Больше они не разговаривали, больше никто не разговаривал, только коза звенела своим бубенчиком.
Только звон. Только низкий, густой шум воды, продолжавшей свой бесконечный монолог; только вода говорила здесь все ночи напролет, всю ночь напролет.
С восьми вечера до пяти утра, до пяти утра, когда открываются двери, и их ржавые петли визжат, как визжат скандалящие женщины.
IV
Казалось, приход Жозефа и решил все дело: в тот же день к Старосте обратилась мать маленького Эрнеста и попросила нанять ее сына, хотя тому едва исполнилось тринадцать (но в горах бывает нужен работник, которого так и зовут — «мальчик», человек для мелких работ, с которыми вполне справится ребенок этого возраста); а потом, после ужина, пришел старый Бартелеми, который тоже вынужден был согласиться.
— Если я вам нужен, то я готов вернуться на Сасснейр. Я был там тогда, двадцать лет назад.
— Вот как! — сказал Староста. — Вы там были?
— Само собой…
Слова шли из глубины короткой бороды цвета сухого мха, из-под волос, свисавших на лоб между полями фетровой шляпы и лбом:
— Разумеется… И, как видите, я оттуда возвратился; и готов, если пожелаете, снова пойти туда.
— Вот как, — сказал Староста, — а как же та история…
— Вот так, — ответил Бартелеми.
Потом продолжил, уже другим тоном:
— Теперь у меня есть защита.
И вынув трубку изо рта, он залез кончиками пальцев под рубаху и достал почерневший от долгой носки засаленный шнурок, висевший у него на шее; он ухватил пальцами что-то вроде маленького мешочка и сказал:
— Это там, внутри.
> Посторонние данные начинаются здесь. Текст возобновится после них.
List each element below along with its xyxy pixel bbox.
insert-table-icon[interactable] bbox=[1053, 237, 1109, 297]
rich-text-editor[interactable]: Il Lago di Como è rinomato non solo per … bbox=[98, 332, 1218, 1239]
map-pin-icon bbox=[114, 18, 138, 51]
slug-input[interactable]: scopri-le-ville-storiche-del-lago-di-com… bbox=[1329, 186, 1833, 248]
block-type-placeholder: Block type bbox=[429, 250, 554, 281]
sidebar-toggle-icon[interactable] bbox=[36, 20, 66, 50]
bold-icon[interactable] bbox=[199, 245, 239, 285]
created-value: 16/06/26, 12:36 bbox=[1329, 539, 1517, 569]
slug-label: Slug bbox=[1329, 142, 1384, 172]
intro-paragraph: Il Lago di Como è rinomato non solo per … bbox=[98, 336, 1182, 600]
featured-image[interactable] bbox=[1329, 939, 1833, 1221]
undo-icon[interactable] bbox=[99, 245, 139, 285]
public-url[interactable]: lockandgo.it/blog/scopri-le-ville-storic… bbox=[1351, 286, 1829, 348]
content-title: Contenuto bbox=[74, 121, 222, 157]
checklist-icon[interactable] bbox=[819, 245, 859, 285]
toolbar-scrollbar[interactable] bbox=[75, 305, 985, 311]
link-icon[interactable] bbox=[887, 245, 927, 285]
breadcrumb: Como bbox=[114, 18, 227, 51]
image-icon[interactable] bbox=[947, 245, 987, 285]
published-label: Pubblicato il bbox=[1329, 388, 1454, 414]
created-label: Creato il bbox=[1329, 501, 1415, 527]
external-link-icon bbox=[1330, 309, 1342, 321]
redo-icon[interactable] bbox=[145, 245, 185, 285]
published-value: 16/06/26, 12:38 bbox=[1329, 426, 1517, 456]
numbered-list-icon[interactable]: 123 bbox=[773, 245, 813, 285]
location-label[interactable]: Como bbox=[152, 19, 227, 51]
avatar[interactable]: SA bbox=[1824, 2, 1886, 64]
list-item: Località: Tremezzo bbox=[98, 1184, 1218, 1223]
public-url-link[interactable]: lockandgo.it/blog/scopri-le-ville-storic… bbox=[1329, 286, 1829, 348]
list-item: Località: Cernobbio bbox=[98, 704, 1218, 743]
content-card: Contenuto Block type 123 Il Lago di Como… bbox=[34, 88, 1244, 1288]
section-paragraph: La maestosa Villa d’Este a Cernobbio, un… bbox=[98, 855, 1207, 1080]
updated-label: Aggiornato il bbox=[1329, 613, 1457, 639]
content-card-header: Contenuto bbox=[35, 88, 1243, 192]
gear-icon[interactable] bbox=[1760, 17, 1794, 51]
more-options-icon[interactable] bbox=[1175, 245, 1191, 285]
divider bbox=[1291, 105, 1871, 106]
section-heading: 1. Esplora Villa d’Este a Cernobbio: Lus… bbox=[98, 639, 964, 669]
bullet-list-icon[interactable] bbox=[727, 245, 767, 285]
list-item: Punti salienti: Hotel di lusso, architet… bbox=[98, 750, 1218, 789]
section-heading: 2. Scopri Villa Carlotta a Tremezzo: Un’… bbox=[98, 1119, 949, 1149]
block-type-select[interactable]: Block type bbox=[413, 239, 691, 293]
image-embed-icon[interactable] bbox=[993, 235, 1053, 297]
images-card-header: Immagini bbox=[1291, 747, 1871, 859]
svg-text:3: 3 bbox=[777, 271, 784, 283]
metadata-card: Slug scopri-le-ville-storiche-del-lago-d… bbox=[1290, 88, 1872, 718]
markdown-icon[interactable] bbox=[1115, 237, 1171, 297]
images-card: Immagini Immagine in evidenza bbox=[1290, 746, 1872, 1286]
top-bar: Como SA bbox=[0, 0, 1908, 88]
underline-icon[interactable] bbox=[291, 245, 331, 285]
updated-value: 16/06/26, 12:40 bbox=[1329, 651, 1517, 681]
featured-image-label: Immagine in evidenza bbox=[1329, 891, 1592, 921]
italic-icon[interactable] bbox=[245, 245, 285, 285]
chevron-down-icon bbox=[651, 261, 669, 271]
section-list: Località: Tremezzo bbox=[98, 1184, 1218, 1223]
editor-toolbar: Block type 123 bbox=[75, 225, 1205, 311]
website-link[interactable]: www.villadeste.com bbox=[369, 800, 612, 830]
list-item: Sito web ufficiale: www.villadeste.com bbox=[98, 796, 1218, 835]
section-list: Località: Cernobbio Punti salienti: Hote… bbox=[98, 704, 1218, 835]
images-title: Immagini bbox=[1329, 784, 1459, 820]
Записка.
Он сказал:
— С этим ничем не рискуешь. Ведь тогда, в тот раз, они сверху вернулись не все, да, не все… Но теперь у меня есть записка…
Староста рассмеялся:
— Ну, раз у вас есть записка…
Назавтра все устроилось, потому что Криттены, дядюшка и племянник, — это уже двое, Жозеф — третий, мальчишка Эрнест — четвертый, и пятый — старик Бартелеми. К тому же заявился еще один тип по имени Ромен Ренье, здоровый малый лет восемнадцати, который тоже захотел отправиться с ними, — и это уже шестеро; оставалось незанятым одно место, на которое претендовал Клу; и перед Старостой снова встал вопрос: нанимать его или нет; он предпочел бы этого не делать, но подумал: «Если его не взять, нам придется, как это не раз бывало, дорого за это заплатить…».
В конце концов, Староста подумал: «Лучше пусть он будет там, чем здесь, потому что наверху будут надежные люди, они сумеют заставить его сидеть смирно».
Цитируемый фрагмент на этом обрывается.